Optimal Structured Matrix Approximation for Robustness to Incomplete Biosequence Data
Chris Salahub, Jeffrey Uhlmann
TL;DR
The paper addresses the challenge of performing spectral analyses on large $n \times n$ bioinformatics matrices when data are incomplete by introducing a general Frobenius-norm minimization framework that approximates any matrix with a structured one. It proves that the optimum structured matrix $\mathbf{T}_M$ is obtained by replacing each index-set with the mean of the corresponding entries, yielding a space reduction from $O(n^2)$ to $O(|\mathbf{t}|)$ and a residual tied to within-group variance; in the circulant case, the implementation aligns with the DFT. The authors illustrate the approach with simulated and real LD data, showing improved robustness to missing data (fewer negative eigenvalues and smaller eigenvalue-discrepancy) at the cost of bias when data are nearly complete, and discuss extensions such as a structured-plus-diagonal form to preserve positive semidefiniteness.
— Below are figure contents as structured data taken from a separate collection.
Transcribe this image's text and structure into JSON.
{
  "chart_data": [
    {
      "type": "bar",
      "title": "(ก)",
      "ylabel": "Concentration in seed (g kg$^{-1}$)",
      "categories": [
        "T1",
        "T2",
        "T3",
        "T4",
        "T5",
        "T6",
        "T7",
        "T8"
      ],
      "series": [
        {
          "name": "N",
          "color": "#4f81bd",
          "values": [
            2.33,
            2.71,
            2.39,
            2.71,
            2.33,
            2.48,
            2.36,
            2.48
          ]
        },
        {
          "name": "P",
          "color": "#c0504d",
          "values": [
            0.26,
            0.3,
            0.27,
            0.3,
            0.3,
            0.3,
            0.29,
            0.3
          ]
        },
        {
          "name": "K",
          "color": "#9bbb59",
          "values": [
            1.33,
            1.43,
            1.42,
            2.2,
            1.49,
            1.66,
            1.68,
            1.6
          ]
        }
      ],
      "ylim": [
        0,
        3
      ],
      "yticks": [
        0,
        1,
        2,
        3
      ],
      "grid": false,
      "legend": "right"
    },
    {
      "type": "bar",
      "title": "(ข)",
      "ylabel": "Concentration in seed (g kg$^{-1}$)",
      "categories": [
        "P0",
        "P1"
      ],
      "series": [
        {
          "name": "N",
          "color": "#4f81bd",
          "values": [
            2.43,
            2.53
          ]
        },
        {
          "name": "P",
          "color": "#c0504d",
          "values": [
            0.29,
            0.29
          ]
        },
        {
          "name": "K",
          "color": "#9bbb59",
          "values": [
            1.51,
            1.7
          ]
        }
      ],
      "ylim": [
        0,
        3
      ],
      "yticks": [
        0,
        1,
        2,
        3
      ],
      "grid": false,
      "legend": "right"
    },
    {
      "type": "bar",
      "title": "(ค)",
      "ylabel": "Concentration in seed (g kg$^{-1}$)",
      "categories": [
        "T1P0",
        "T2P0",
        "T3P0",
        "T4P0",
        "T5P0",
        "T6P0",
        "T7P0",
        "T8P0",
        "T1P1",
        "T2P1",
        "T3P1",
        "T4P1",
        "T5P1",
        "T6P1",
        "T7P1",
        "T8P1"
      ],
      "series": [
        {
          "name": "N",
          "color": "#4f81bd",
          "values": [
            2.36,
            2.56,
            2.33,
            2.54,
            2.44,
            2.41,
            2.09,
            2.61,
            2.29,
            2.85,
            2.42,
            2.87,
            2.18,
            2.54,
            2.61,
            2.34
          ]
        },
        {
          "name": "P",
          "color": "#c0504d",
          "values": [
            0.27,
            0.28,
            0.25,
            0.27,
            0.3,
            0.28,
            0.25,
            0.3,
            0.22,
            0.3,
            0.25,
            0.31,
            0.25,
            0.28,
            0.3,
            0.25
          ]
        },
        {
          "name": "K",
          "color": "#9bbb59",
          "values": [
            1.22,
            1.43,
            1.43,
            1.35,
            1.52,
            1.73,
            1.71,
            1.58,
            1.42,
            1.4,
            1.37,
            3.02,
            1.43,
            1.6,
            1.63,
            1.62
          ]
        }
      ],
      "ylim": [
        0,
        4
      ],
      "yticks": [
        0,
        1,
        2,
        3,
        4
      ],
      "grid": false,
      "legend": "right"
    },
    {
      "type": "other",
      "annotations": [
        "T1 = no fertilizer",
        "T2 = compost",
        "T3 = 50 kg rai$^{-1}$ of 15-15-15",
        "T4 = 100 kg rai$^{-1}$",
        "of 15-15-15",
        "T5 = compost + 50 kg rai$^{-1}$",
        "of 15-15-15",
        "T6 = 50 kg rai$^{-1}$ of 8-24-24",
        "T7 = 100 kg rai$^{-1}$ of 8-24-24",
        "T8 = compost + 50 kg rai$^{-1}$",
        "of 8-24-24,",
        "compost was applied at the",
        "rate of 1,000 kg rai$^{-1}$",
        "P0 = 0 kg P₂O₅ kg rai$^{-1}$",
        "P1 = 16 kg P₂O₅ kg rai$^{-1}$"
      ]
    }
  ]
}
Overall, the method offers a simple, efficient procedure for robust matrix approximation with broad applicability in genomics and beyond.
Abstract
We propose a general method for optimally approximating an arbitrary matrix $\mathbf{M}$ by a structured matrix $\mathbf{T}$ (circulant, Toeplitz/Hankel, etc.) and examine its use for estimating the spectra of genomic linkage disequilibrium matrices. This application is prototypical of a variety of genomic and proteomic problems that demand robustness to incomplete biosequence information. We perform a simulation study and corroborative test of our method using real genomic data from the Mouse Genome Database. The results confirm the predicted utility of the method and provide strong evidence of its potential value to a wide range of bioinformatics applications. Our optimal general matrix approximation method is expected to be of independent interest to an even broader range of applications in applied mathematics and engineering.